Another top tip when it comes to muscular endurance training is to bear in mind that compound moves that involve more than one joint – like step-ups, squats, push-ups and pull-ups – will boost your durability a lot more than exercises in isolation. Bicep curls and leg lifts are examples of isolated exercises, both of which won’t do an awful lot to improve your stamina.

  1. Take Less Breaks Between Sets

Typically, bodybuilders give themselves around 30 – 90 seconds of recovery time between sets, but if you want to up your endurance, reducing the amount of rest time between sets can really help you achieve this goal. Your muscles, at the end of your sets, should be on fire – you should be breathing heavily and sweating. If you really can’t physically carry on, it’s time to take a break. You could pick a series of exercises, such as 10 squats, 10 lunges, 10 pull-ups, 10 crunches. Perform three sequences of the series side-by-side, taking the least number of breaks you possibly can.

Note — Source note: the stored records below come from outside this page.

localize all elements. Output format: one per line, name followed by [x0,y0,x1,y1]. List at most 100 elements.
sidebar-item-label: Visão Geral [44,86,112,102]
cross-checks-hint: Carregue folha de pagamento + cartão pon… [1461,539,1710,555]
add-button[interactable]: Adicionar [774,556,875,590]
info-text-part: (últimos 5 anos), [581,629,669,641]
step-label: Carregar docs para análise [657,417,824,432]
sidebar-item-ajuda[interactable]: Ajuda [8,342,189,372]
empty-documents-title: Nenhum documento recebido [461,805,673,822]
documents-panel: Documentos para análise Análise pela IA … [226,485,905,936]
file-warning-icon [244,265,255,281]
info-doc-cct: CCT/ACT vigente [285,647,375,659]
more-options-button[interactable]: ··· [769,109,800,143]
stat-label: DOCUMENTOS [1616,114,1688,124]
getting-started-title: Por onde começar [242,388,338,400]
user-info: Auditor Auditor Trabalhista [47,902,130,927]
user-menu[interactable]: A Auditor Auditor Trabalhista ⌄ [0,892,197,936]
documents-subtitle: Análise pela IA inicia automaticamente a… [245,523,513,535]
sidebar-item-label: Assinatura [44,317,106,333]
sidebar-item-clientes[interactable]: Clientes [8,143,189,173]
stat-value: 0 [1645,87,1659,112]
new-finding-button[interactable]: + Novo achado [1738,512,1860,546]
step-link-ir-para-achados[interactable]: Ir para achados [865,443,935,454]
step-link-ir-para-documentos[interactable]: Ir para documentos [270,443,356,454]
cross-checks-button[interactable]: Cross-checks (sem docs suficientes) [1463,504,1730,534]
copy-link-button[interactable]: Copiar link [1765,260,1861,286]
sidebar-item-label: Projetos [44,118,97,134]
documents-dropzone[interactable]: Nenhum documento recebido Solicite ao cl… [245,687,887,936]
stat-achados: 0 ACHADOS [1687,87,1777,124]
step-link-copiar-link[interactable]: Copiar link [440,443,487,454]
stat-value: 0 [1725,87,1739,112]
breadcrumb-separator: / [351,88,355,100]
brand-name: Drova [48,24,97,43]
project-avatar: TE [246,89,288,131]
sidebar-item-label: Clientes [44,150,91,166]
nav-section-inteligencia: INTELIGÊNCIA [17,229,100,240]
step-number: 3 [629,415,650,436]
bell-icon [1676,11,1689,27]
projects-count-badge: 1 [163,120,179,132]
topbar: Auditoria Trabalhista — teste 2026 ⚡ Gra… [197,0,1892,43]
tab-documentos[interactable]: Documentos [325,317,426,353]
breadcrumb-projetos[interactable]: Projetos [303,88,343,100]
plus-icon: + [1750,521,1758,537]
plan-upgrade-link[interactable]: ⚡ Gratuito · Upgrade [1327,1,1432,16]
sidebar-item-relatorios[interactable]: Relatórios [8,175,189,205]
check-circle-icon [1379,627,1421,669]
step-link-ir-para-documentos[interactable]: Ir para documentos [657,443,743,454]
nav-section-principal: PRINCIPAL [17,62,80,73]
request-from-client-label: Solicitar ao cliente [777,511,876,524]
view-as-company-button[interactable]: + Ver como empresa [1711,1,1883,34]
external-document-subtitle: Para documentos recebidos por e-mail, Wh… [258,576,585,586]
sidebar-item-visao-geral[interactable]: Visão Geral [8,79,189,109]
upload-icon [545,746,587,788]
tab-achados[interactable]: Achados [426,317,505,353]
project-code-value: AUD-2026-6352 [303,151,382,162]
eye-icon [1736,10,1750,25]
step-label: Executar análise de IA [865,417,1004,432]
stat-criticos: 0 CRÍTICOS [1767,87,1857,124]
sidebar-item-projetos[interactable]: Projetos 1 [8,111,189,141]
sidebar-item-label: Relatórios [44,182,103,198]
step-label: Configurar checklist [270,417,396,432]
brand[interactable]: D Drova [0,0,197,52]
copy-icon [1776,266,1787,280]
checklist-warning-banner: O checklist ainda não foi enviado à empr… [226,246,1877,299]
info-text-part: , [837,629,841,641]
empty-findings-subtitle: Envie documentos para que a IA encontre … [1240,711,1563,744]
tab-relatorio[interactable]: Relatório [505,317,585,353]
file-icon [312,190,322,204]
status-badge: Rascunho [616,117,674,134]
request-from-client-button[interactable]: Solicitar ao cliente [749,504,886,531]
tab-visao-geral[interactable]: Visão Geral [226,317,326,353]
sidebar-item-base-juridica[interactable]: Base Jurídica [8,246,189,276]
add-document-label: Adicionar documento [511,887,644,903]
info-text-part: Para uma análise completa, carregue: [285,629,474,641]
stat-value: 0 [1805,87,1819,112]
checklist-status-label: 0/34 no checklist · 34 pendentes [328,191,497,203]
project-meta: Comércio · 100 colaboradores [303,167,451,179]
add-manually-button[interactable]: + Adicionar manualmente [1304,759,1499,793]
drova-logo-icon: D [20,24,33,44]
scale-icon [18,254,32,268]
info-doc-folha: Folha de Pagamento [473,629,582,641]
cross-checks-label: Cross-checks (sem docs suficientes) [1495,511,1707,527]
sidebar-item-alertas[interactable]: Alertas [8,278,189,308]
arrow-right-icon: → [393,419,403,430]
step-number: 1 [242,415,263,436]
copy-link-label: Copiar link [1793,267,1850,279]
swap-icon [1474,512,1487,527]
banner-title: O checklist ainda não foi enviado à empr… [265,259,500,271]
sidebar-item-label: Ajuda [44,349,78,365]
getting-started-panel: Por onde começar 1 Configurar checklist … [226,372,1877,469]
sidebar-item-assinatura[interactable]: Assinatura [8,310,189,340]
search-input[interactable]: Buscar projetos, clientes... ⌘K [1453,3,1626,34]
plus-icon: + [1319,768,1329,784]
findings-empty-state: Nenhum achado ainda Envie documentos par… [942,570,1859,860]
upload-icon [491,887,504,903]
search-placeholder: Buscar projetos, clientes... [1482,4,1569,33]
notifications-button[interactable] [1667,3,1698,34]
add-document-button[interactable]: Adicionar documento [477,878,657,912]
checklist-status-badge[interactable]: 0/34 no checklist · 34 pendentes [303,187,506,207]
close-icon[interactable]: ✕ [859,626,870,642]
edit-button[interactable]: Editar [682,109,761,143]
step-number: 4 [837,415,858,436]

  1. Plump for Hybrid Moves

Mix up your exercise routine with hybrid exercises. So, maybe a leg raise with a shoulder press. Or push-ups with leg curls, bicep curls with crunches, squats with lunges – you get the idea. Taking two separate movements and bringing them together will work more muscles, thereby stimulating your heart muscles which, in turn, develops your resilience. Result.

  1. Wave Good-Bye to Routine Workouts

Perhaps the worst thing you can do in the world of stamina exercises is stick to the same fitness regimen. Switch up your workout routine to build endurance and strength. The human body gets used to a workout after two weeks. So, if you’re always cycling, start doing weight lifting or cross training instead. Or if you’re a keen runner, try cycling or swimming in its place. The key thing to remember is to move muscles in different ways so they don’t become overworked. Better yet, exercise becomes a whole lot more interesting if you don’t do the same thing all the time. It’s all about keeping the mind guessing.

  1. Mix in Energetic Exercises to Your Workout

Adding vigorous movements to your workout will no doubt challenge your endurance, stamina and strength, all at once, as they use loads of energy. As soon as you become fierier in your movements, you’ll realise you’ll start moving more quickly. Introduce exercises like box jumps, jumping jacks, power push-ups and burpees to your fitness regime and you’ll soon notice a difference.